Discovering Phnom Penh: A Personal Story

Phnom Penh...even before setting foot, as one flies over the outskirts of the greater metropolis, observing the dry, flat terrain spotted by occasional green trees surrounding tiny villages, one has the distinct notion of having been here before.  Maybe it’s the bias of a surely traveler, having visited great cities and having reveled in their unique diversity, hypocrisy and ultimate social confusion.  But Phnom Penh is a distinct amalgam, fused by traditions of the great Khmer kingdom of the past and a present day society attempting to rise from the ashes of an atrocious and recent genocide.   And that does not even address all the years in between. 

So all one ultimately does is vainly observe the “surface details” one sees:  A city lying in physical ruins, yet with a sprinkling of beautifully restored French colonial architecture.  Streets pot marked by decades of war and neglect, yet an able and mobile society navigating these very streets with motor scooters.  At least a dozen different forms of police, militia, private security guards, Cambodian army troops, UN soldiers, political party protectorates, and just plain generic thugs roaming the city streets, yet people go about their business in a surprisingly amiable way...for the most part. 

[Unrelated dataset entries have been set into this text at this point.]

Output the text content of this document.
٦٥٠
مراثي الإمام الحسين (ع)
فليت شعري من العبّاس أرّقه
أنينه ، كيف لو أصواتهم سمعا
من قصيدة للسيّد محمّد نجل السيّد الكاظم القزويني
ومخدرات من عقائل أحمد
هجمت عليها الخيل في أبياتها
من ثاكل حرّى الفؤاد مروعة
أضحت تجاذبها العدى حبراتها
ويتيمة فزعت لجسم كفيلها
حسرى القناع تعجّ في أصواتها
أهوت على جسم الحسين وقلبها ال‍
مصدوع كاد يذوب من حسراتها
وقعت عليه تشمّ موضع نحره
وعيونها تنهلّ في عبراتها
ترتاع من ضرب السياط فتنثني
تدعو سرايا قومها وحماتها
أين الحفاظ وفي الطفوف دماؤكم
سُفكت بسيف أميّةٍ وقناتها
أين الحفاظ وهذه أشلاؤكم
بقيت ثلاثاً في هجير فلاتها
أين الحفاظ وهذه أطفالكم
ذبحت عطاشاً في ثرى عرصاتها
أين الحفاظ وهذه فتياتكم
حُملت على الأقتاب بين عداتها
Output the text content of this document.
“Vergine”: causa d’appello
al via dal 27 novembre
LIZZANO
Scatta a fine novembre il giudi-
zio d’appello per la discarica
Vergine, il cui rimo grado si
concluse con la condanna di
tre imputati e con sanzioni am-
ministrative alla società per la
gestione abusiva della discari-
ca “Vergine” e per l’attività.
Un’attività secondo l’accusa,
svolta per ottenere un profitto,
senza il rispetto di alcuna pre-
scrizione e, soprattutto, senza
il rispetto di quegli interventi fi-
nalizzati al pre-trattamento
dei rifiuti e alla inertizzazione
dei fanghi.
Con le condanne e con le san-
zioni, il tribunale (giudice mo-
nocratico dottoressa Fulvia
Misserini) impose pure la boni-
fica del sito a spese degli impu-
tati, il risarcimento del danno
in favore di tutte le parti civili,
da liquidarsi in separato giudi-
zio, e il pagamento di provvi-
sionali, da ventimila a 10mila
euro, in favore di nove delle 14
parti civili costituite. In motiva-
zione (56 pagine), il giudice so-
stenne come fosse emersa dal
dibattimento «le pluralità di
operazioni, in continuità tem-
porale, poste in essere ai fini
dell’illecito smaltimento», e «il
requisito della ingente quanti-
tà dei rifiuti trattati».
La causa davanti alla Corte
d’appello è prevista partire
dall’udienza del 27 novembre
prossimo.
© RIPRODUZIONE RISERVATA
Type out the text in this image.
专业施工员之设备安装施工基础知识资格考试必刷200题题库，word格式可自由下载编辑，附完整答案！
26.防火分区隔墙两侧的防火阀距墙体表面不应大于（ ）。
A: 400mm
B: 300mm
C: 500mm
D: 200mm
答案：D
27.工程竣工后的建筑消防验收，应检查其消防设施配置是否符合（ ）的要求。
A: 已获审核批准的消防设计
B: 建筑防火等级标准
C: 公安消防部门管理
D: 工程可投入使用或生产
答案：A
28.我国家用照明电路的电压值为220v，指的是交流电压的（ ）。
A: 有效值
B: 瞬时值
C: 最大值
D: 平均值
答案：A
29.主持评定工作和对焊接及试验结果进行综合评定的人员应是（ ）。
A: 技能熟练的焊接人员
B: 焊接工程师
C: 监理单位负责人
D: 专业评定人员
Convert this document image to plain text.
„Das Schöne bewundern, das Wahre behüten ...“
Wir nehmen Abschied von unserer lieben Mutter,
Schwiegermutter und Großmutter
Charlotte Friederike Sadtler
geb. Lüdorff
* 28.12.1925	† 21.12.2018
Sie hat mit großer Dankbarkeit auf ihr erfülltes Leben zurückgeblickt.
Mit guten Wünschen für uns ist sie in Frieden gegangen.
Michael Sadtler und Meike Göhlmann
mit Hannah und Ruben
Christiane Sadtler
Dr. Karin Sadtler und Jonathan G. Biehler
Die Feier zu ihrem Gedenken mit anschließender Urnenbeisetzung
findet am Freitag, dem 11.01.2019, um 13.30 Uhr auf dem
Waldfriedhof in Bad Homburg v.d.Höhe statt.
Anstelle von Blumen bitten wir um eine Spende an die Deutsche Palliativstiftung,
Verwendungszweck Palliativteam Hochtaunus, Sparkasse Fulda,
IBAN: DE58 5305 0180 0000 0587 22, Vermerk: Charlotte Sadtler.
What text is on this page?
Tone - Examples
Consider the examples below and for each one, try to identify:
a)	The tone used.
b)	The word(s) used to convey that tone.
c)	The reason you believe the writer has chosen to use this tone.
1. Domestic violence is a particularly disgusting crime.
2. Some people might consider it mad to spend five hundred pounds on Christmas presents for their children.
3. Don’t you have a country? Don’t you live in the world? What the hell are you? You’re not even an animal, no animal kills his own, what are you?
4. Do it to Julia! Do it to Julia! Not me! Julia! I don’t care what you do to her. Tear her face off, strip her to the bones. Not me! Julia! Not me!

But just as one’s sense of logic, based on a Western mindset, begins to explain things, a sudden, maddening and insurmountable feeling pervades: “What the hell am I doing here?” And quickly you learn to loosen your Western perspective, to forgo an attempt to understand these people and their city and to ultimately let your imagination and intuition flow...a society with too much social standing and where nothing is the way it seems.  That is how I came about observing Phnom Penh.